We're talking desert islands this week, as opposed to ecologically-threatened, sybaritic ones. With or without the Poseidon Adventure, which José P Ribas goes on about (believe me, it's entrancing) on his eco page this week.

As it happens, I do listen to Desert Island Discs on the BBC Home Service, which you can get with a short wave radio in Ibiza without too much interference.

Not that I know when it's on: it's like Alastair Cook. He seems to be on all the time and for all I know he drones on about the same things every week.

It's radio wallpaper. Not exactly Radio Gaga, but I find myself wondering whether he's still alive and whether he ever has a drink.

It's that piggy-like Julie Burchill that started this by posing an intriguing question in the Guardian.

If alcoholism is a disease or an illness, she grunted, why can't you see it? I mean, you can see cancer can't you?

It's one of those "pull yourself together" directives people aim at anorexics and depressives.

But I think she had a point when she said there is a difference only a desert island could expose.

Get the picture: two men are shipwrecked. One has terminal cancer. The other is just an alcoholic. Both are going to die soon if their condition goes on.

What happens next on their dreadful island idyll is that the cancer victim dies a lingering death. But the alcoholic makes a complete recovery because he can't get a drink. He has no way of fermenting coconut milk, for instance.

His problem wouldn't just sort of go away, it would be gone.

I put this to one of those counsellors who earns a living from advising addicts by imagining their own problems in life are somehow compatible with the urgent urge that ruins a drinker's thought.

"Ah," she said.
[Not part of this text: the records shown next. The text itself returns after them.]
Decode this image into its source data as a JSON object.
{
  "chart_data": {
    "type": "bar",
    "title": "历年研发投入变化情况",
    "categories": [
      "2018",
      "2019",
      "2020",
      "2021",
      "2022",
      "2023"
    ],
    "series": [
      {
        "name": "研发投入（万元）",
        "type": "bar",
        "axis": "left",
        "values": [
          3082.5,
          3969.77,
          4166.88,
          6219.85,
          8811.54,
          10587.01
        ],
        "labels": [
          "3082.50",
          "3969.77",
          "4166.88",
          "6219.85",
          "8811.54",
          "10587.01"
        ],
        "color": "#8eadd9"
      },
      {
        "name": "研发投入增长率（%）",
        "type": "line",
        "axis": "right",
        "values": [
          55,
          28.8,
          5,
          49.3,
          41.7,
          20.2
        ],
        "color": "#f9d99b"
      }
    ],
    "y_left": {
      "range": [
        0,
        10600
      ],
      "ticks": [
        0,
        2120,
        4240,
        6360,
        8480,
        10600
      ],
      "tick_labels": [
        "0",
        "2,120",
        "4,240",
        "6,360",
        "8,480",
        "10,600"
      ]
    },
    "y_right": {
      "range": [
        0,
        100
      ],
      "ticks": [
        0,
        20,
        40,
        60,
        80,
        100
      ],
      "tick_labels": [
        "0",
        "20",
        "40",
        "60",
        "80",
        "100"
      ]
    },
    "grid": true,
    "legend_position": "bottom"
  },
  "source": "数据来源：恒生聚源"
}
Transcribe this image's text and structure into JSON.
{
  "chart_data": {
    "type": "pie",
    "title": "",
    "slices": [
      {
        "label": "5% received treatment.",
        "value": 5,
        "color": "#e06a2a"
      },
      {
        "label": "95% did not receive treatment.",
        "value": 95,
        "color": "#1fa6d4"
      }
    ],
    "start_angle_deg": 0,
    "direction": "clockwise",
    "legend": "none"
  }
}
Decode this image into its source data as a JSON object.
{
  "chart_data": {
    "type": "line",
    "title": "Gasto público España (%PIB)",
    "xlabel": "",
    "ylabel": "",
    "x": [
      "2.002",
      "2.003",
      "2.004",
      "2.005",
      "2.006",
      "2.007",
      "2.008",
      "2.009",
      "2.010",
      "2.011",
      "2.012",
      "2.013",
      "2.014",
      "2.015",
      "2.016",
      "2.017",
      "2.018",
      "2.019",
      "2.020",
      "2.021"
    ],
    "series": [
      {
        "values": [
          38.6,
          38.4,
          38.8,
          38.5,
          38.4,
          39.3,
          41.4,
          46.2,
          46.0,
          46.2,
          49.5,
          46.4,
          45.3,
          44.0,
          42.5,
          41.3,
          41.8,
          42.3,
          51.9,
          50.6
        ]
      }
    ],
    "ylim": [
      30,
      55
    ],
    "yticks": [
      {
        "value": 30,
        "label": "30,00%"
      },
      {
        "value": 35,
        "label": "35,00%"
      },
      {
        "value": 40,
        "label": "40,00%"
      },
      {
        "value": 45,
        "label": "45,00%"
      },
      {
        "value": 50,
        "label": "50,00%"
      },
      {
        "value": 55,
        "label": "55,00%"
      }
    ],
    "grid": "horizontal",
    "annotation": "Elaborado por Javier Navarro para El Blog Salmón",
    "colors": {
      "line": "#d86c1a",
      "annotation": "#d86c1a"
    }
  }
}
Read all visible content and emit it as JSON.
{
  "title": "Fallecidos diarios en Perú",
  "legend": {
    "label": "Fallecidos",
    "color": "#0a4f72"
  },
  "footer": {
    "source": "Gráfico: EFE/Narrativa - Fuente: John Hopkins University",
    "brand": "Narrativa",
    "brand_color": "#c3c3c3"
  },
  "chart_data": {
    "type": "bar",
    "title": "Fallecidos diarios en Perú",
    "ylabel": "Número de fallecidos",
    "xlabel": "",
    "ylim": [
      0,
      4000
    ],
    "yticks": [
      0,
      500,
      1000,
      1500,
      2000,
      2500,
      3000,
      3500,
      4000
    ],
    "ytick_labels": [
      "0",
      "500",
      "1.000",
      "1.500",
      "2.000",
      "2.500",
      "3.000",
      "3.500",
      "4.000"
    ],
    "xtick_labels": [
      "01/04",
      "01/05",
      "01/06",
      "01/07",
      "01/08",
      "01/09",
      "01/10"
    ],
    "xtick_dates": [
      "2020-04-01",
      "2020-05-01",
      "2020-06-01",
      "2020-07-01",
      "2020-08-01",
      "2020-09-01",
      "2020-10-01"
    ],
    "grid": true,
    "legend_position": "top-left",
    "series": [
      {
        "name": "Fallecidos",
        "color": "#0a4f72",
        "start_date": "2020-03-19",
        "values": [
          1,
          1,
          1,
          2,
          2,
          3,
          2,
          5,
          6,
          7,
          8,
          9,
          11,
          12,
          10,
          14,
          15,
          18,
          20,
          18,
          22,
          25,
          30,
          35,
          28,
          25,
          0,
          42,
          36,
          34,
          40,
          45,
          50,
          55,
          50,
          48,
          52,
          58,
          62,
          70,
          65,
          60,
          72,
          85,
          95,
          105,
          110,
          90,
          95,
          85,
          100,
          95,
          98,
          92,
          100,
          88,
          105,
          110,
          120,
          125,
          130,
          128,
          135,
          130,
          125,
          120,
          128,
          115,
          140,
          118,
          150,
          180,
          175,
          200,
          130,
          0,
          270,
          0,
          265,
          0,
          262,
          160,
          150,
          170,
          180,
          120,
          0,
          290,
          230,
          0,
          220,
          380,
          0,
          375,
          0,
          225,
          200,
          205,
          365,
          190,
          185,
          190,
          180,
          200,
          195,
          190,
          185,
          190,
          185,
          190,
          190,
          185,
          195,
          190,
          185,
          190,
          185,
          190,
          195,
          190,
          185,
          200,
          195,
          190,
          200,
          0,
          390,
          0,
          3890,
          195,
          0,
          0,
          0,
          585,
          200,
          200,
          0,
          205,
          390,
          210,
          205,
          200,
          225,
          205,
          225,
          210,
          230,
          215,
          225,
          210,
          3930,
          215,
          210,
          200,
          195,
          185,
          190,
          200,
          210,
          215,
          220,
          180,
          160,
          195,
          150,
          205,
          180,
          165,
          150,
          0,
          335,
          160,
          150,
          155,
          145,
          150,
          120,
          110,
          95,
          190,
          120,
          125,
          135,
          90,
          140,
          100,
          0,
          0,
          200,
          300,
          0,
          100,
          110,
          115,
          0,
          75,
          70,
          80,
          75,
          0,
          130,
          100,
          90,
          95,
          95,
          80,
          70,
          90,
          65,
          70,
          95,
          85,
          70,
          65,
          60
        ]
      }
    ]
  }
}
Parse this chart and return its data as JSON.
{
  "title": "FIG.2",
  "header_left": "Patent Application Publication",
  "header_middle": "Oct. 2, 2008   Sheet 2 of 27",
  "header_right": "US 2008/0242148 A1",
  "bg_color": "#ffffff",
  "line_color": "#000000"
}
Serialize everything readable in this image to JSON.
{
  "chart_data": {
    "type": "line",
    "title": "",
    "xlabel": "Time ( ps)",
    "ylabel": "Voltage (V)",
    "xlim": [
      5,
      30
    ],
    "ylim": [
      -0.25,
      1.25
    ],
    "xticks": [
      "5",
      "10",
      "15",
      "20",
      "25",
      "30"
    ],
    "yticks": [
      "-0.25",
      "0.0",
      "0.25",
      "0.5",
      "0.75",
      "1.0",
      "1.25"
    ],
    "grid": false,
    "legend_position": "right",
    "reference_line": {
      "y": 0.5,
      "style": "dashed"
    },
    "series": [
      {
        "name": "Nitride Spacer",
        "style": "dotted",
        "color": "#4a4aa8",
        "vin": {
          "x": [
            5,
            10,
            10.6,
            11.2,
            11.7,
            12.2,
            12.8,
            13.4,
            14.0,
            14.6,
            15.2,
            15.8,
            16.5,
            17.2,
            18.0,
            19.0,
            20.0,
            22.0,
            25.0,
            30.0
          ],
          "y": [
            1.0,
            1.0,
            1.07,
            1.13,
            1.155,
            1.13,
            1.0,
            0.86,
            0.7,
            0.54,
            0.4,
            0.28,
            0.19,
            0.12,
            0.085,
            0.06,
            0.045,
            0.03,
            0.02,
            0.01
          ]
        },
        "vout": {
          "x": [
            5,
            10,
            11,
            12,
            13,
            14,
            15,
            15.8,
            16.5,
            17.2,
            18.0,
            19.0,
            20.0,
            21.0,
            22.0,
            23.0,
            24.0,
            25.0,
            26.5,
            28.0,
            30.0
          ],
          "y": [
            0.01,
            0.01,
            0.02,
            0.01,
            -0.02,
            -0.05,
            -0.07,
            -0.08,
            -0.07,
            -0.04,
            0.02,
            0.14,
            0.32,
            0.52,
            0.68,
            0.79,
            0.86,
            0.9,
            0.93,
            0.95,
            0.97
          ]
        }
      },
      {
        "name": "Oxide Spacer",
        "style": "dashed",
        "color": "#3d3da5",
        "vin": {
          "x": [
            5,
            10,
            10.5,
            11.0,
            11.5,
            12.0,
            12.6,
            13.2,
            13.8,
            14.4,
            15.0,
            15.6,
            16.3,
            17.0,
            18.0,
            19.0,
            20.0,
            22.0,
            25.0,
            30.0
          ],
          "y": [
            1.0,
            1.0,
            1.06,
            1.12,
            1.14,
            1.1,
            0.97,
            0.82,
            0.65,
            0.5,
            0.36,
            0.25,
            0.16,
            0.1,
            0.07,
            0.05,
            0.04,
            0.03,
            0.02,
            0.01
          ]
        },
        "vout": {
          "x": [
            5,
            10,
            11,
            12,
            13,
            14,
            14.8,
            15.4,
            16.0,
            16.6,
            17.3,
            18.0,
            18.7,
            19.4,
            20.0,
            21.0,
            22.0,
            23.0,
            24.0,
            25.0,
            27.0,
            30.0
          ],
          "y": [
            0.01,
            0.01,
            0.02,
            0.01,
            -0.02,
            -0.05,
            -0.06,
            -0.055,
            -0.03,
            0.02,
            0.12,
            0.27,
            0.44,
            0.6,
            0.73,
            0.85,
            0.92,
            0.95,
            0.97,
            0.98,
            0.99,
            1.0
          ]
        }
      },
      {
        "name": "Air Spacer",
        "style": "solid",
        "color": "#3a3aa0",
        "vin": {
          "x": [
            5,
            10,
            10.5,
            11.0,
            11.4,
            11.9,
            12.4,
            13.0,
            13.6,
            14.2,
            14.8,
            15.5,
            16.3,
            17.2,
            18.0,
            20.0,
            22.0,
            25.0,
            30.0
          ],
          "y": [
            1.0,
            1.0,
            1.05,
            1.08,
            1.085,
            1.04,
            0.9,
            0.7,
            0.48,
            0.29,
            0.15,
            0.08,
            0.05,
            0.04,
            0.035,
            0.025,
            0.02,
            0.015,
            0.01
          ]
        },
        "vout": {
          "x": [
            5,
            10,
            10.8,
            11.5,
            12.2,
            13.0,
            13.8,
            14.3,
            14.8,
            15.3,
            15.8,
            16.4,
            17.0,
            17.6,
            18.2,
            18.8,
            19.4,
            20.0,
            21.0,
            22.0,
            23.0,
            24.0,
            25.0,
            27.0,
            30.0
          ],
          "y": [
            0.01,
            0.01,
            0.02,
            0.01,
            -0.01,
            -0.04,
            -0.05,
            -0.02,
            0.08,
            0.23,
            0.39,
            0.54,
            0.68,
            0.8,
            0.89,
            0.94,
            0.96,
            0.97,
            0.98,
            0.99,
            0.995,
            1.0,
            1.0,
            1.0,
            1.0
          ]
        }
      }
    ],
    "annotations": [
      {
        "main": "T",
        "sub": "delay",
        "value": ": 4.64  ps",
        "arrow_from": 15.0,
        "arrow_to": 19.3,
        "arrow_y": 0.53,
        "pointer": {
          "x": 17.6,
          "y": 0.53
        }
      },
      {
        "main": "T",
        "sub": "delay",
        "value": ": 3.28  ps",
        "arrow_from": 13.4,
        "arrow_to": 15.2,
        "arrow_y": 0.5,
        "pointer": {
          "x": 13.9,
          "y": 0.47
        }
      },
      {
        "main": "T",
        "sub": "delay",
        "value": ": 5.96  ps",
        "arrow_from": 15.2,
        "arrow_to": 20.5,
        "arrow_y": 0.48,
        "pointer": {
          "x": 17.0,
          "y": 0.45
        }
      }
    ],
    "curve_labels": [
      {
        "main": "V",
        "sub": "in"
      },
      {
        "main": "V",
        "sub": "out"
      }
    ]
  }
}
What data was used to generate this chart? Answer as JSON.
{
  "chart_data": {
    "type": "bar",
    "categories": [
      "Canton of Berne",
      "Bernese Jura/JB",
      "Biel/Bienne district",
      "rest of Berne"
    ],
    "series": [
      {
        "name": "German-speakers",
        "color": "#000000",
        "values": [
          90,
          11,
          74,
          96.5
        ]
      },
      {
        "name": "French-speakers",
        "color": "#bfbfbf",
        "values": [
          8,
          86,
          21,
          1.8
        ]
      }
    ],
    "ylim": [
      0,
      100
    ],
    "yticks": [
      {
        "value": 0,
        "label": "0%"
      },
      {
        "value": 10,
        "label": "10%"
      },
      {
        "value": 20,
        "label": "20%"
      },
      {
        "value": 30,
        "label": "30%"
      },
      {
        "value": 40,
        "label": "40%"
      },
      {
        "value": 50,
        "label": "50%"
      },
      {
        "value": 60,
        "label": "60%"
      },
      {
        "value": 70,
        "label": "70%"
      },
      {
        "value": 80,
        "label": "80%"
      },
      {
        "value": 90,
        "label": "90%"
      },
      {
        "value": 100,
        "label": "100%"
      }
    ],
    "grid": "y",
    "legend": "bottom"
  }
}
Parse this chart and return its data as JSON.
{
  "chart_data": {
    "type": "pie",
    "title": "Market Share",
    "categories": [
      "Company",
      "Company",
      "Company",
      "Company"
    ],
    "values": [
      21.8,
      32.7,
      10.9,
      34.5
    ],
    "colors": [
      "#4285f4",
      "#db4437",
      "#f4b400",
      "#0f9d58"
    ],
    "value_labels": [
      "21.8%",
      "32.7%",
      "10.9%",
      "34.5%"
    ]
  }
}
Actually she said something that sounded more like "Huh!"

But the cancer patient (I liked the idea of him being patient, if not a patient) could have a remission. And anyway the alcoholic could die from withdrawal. "That does happen you know," she said, as if she knew what I knew.

I'll digress here, and I will question whether counsellors should have had the problem they are counselling about.

Do you expect the consultant who treats your cancer should have experienced the disease to be sufficiently sensitive to treat you?

O.K., I'll concede that one.

But piggy Julie doesn't have this little local difficulty.

She's one of those people that can boastfully wear a tee-shirt saying: "DRINK PROBLEM? GIVE ME A DRINK AND IT'S NO PROBLEM."

Alcoholism counsellors should realise it would be ten times better if only you could take them out for a drink.